Ainsi, les rayonnements de nature radioactive vont induire une modification structurelle de l’ADN en lui permettant, telle une antenne, de capter un nouveau spectre de rayonnements électromagnétiques. Ceux-ci « informent » l’ensemble des composantes cellulaires, et donc la totalité de la physiologie, d’un tout nouveau processus. Ces rayonnements électromagnétiques, présents dans le champ de force d’une Ecole Spirituelle, vont activer certaines fonctions des glandes à sécrétion interne, par exemple la glande pinéale. Nous savons que la glande pinéale sécrète principalement une hormone appelée « mélatonine ». Cette sécrétion se localise la nuit, avec un maximum à 3 heures du matin. Des disfonctionnements du cycle de sécrétion de la mélatonine peuvent être à l’origine de divers troubles tels que la dépression ou la migraine. Une des principales fonctions de la glande pinéale est donc de renseigner le cerveau, par l’intermédiaire de la mélatonine, sur les durées relatives de l’obscurité et de l’éclairement pour une période de 24 heures mais aussi sur l’année. Ainsi, la lumière naturelle ou artificielle inhibe la synthèse de la mélatonine. Elle peut également la synchroniser. Et, si la lumière naturelle influence à ce point la sécrétion de la glande pinéale, il est tout à fait légitime d’affirmer que la lumière spirituelle l’influence également. Cette influence particulière va induire la production d’un tout nouveau type d’hormone dont la fonction est « d’éveiller » l’homme, mais de l’éveiller dans une autre réalité. Et cet éveil est fonction de la durée et des rythmes selon lesquels les candidats se soumettent à la lumière spirituelle.
Ainsi, on peut conclure que le rayonnement radioactif à pour fonction de modifier certains aspects de l’ADN afin d’enclencher une mutation de l’organisme, en particulier ce qui concerne le système endocrinien.
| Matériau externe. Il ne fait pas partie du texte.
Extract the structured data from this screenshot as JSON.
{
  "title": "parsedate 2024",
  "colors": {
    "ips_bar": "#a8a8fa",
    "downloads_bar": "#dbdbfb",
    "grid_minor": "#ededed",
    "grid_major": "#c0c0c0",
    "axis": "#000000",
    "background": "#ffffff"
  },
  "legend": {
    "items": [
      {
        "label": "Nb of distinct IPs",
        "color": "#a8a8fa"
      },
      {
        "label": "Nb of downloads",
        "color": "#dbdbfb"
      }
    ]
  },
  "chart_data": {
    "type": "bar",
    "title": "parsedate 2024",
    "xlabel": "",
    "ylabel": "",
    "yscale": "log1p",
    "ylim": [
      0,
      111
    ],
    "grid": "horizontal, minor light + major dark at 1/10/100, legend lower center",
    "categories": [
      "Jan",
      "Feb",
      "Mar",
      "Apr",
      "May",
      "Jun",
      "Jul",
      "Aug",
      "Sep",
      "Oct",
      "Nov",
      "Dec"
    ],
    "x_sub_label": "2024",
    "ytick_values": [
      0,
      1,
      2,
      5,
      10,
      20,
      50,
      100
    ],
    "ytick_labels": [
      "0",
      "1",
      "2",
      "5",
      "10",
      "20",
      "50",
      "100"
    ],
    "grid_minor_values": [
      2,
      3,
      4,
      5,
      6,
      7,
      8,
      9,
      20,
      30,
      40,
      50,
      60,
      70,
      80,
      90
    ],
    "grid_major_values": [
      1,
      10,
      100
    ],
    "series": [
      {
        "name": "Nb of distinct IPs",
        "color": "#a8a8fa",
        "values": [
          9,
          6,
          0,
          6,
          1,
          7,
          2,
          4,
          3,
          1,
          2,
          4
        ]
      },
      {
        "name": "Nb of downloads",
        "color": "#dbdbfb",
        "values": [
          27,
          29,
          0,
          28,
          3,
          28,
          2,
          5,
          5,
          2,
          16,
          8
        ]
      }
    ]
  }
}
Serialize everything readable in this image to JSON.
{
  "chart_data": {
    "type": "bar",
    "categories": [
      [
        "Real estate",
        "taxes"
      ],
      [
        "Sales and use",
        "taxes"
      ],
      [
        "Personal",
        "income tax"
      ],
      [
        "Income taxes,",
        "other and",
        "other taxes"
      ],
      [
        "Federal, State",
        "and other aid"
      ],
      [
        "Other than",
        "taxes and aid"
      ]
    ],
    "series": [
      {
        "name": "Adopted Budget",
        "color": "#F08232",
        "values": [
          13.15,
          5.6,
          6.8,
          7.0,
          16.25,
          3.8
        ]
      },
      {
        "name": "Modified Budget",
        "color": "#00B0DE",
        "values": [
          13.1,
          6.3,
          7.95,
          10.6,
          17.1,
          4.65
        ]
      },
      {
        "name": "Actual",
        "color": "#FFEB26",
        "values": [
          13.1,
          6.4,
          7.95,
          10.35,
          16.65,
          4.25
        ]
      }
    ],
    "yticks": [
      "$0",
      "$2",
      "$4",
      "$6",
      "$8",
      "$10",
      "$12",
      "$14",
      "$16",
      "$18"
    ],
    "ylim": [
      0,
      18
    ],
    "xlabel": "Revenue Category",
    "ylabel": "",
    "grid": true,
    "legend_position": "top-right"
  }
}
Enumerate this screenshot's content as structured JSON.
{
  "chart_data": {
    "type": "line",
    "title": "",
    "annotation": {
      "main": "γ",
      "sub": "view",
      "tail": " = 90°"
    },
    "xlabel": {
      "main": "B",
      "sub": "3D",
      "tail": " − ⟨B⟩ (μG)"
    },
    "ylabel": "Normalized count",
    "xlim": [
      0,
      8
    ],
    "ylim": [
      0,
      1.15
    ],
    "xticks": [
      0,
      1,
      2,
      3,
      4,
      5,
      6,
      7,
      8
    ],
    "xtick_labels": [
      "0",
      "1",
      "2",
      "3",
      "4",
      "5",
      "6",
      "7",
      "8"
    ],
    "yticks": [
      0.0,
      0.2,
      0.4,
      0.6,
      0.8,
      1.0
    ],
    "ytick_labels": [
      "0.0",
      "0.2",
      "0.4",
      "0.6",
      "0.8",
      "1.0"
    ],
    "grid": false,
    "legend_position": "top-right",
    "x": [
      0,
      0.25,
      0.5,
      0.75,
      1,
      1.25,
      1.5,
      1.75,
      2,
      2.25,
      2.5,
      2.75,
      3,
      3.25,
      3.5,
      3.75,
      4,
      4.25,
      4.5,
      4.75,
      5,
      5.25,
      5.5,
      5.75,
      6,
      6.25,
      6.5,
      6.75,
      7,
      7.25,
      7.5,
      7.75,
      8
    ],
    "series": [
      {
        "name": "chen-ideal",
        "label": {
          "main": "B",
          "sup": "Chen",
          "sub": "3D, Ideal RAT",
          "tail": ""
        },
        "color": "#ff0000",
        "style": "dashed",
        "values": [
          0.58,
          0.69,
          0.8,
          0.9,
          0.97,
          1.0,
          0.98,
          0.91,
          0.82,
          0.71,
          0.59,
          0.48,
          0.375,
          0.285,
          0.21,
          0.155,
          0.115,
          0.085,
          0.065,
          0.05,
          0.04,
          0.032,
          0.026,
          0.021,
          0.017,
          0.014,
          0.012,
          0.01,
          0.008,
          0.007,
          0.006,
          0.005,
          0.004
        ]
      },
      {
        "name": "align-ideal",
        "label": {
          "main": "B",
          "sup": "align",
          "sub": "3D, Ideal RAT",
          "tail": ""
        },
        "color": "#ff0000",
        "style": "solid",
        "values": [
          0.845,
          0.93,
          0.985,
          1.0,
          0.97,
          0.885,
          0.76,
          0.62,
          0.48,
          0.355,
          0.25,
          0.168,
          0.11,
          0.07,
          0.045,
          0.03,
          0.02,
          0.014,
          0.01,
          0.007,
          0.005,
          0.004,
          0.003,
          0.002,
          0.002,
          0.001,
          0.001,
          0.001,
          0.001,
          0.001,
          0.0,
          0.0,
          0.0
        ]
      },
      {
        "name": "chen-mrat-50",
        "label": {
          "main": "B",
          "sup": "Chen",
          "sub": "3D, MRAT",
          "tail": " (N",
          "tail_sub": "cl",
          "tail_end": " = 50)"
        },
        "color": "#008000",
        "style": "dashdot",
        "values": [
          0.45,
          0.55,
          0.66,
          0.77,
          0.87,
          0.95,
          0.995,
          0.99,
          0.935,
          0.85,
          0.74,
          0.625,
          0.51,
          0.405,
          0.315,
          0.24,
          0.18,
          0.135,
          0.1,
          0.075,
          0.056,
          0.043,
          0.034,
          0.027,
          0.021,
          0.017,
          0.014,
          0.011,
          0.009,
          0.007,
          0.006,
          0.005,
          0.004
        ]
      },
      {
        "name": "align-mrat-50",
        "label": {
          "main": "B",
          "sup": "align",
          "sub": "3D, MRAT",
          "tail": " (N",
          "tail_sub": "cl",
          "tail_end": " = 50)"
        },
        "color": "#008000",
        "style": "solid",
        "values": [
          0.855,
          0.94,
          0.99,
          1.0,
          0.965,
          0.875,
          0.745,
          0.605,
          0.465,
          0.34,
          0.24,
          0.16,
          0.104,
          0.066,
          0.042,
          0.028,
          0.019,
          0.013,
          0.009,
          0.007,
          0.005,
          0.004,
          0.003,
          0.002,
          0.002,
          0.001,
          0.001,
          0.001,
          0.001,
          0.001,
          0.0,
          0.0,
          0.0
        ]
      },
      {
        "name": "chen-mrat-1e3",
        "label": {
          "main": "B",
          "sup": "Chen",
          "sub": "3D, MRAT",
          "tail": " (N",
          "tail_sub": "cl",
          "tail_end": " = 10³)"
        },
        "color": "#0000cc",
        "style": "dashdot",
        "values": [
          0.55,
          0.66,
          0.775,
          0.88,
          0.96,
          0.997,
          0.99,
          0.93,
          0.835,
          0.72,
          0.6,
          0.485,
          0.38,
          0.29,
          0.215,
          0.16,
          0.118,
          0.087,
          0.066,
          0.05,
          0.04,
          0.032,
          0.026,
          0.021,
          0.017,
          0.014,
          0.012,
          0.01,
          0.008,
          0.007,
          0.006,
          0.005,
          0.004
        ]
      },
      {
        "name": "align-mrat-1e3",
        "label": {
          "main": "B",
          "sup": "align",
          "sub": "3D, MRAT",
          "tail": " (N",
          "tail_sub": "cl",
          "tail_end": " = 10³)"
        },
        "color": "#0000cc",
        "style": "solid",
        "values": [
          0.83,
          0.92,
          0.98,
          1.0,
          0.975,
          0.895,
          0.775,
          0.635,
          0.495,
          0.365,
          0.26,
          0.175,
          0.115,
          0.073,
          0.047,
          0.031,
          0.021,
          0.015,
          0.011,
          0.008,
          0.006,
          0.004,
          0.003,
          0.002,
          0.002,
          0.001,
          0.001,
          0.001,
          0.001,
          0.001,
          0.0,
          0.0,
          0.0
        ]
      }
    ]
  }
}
Et celui-ci, à l’exemple de la glande pinéale va alors réagir au rythme des relations qu’entretien le candidat avec le champ électromagnétique de pure lumière spirituelle qui contient l’information, c’est-à-dire l’intégralité du plan , de reconstruction de l’Homme de Lumière.

Enfin, nous voudrions insister, sur le fait que cette science des rayonnements est au cœur de la Gnose universelle. Nous savons, en effet, que chaque microcosme constitue le nœud d’un gigantesque réseau de lignes de forces électromagnétiques. La nature même du macrocosme est ce réseau dont l’une des propriétés est l’invariance par dilatation d’échelle vibratoire (en quelque sorte un fractal électromagnétique). Ici se situe l’origine de la sagesse d’Hermès : ce qui est en haut est comme ce qui est en bas, et ce qui est en bas est comme ce qui est en haut afin que les miracles de l’univers s’accomplissent. Cette analogie est donc une loi physique. Or chaque nœud du macrocosme inter-réagit avec ce réseau auquel il appartient. Ces interactions peuvent être très limitées ou au contraire avoir une portée infinie comme le souligne le logion 24 de l’Evangile de Thomas : Il y a de la Lumière dans un Homme de Lumière et il illumine le monde entier. Nous pourrions faire ici un clin d’œil à la théorie de la percolation qui démontre que si, dans un système, un certain nombre d’éléments dans un état particulier ont atteint une quantité critique - même minoritaire, le système entier peut basculer dans un nouvel état. Ainsi, nous rejoignons la science sacrée des grands maîtres de la Gnose qui ont toujours affirmé qu’une minorité d’initiés dans la Lumière de la Gnose pouvait faire basculer l’équilibre des forces en présence : Lumière et Ténèbres.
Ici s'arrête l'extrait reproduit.